The life she was always sketching out for us, to her so beautiful and noble, was to me excessively dreary. Doing good appeared to be its chief entertainment. We were apparently to spend our money—all too little for the wants of a young couple who wished to make a decent figure in society—on other people. I foresaw a very speedy parting of our ways. I was strong, and she was strong, and it was impossible that either should impose views on the other. She was one of those women who are perfectly prepared to follow love to heaven, but who have not the least intention of being led in the contrary direction. Conscience with her was supreme. I was determined, however, that nothing should appear at all wrong during Mr. Gascoyne’s lifetime, or until I was in safe possession of Hammerton and the title. Mr. Gascoyne’s fortune amounted to close on a hundred thousand pounds. This would, I knew, come to my wife and myself, and if I suffered defeat, it would be a very pleasant addition to our own capital; and though I did not think that, except in extreme circumstances, Mr. Gascoyne was likely to leave his money away from us, it was possible that if he had an idea that I was not making quite the husband he expected he might settle it somewhat too exclusively on Edith.

I set myself, therefore, to study the art of concealing from her that her ideals bored me, and that her outlook on life was too serious. At the same time I bantered her a little, and tried to bring her into an atmosphere of gaiety. She was ready to attempt a greater levity of manner to please me. The effort was somewhat of a failure, for saints off their pedestals never present an absolutely dignified appearance.

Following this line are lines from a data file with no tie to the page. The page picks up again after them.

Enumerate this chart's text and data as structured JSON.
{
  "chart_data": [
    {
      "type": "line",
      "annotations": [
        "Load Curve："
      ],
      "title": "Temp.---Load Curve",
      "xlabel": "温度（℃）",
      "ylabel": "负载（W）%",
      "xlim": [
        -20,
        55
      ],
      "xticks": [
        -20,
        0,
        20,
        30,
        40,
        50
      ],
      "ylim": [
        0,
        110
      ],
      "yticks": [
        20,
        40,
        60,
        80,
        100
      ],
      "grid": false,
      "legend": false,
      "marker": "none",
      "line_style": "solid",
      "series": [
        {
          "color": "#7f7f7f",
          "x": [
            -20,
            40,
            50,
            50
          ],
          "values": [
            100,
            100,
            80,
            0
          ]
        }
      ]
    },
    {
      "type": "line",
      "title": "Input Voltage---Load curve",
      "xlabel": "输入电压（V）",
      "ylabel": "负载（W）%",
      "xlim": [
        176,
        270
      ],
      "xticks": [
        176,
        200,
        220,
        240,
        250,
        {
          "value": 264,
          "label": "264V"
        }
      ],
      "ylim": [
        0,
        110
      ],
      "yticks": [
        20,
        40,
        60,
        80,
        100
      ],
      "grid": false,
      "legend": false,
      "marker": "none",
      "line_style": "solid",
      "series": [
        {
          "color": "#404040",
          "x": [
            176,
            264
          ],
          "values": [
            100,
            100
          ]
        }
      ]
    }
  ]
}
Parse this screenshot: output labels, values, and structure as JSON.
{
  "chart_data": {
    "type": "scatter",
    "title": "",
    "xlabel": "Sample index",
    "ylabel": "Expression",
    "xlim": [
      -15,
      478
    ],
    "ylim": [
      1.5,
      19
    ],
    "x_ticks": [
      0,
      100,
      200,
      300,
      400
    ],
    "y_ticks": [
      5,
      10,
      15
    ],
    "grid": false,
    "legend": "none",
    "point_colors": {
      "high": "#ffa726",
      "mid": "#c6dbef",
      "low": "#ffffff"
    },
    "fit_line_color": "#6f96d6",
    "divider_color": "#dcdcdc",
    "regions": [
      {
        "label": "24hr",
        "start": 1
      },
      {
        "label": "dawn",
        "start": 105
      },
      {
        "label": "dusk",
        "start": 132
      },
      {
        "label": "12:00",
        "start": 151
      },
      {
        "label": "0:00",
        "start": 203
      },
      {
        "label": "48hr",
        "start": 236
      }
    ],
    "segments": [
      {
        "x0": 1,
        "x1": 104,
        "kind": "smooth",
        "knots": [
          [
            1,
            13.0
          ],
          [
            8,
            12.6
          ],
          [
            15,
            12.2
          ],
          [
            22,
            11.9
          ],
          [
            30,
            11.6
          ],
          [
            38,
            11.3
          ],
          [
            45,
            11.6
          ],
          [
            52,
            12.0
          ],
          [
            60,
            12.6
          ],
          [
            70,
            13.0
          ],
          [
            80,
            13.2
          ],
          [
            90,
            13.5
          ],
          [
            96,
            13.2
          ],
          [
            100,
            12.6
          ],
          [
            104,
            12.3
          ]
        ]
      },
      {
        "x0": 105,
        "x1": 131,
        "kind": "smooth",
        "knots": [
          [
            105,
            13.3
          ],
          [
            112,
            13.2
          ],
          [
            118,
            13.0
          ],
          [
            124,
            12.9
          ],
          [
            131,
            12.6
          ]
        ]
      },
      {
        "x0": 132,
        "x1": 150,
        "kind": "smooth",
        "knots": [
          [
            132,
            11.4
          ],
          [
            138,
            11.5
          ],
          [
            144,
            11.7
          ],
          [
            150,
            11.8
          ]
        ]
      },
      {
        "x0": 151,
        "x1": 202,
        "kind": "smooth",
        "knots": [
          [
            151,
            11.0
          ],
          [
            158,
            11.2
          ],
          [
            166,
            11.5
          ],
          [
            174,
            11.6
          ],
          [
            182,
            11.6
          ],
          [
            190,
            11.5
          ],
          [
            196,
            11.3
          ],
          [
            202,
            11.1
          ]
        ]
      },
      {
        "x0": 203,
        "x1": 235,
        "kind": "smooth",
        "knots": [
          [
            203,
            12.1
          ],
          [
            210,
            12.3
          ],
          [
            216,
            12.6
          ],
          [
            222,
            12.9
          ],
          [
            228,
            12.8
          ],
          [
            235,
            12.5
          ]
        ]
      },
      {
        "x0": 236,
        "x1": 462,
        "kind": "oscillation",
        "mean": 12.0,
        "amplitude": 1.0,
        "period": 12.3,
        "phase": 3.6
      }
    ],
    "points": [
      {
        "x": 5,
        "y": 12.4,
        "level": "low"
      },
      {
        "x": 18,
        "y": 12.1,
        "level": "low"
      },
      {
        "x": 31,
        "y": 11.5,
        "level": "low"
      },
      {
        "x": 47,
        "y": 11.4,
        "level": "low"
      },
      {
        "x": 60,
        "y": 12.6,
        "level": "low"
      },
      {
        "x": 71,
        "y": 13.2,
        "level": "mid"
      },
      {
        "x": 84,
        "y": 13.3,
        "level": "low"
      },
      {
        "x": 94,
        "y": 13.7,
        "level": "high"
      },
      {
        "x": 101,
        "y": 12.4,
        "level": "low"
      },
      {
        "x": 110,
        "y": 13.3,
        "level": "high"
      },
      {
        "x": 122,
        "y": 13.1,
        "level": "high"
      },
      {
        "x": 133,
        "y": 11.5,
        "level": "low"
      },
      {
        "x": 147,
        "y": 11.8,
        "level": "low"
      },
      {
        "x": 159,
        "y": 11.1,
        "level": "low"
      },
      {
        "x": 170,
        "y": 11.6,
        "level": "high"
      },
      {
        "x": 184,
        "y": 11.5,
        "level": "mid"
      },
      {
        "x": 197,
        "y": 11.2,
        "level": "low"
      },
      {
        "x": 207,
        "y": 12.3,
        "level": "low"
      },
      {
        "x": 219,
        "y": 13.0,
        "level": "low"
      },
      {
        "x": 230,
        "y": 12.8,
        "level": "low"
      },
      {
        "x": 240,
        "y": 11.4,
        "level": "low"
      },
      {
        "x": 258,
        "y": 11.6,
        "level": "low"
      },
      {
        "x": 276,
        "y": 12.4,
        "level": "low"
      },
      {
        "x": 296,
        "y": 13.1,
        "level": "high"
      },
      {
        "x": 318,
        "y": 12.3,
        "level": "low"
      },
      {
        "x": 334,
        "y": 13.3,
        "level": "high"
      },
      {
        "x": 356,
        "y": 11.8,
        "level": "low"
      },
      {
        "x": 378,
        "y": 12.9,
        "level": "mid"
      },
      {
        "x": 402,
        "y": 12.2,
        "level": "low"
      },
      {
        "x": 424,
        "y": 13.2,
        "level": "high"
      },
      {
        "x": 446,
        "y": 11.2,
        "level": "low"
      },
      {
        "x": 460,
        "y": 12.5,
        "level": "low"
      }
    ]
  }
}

Our honeymoon was a success, however. A man of taste and imagination can never be quite dull when in possession of a beautiful woman, not, at any rate, until the novelty has worn off. Serious though Edith was, she did not exhaust herself in a fortnight.

We arrived at Hammerton in due course, to find Mr. and Mrs. Gascoyne of the party. The reception that Lord and Lady Gascoyne gave us was quite feudal and eminently flattering. I inwardly promised his lordship that if it were in my power he should have a magnificent funeral.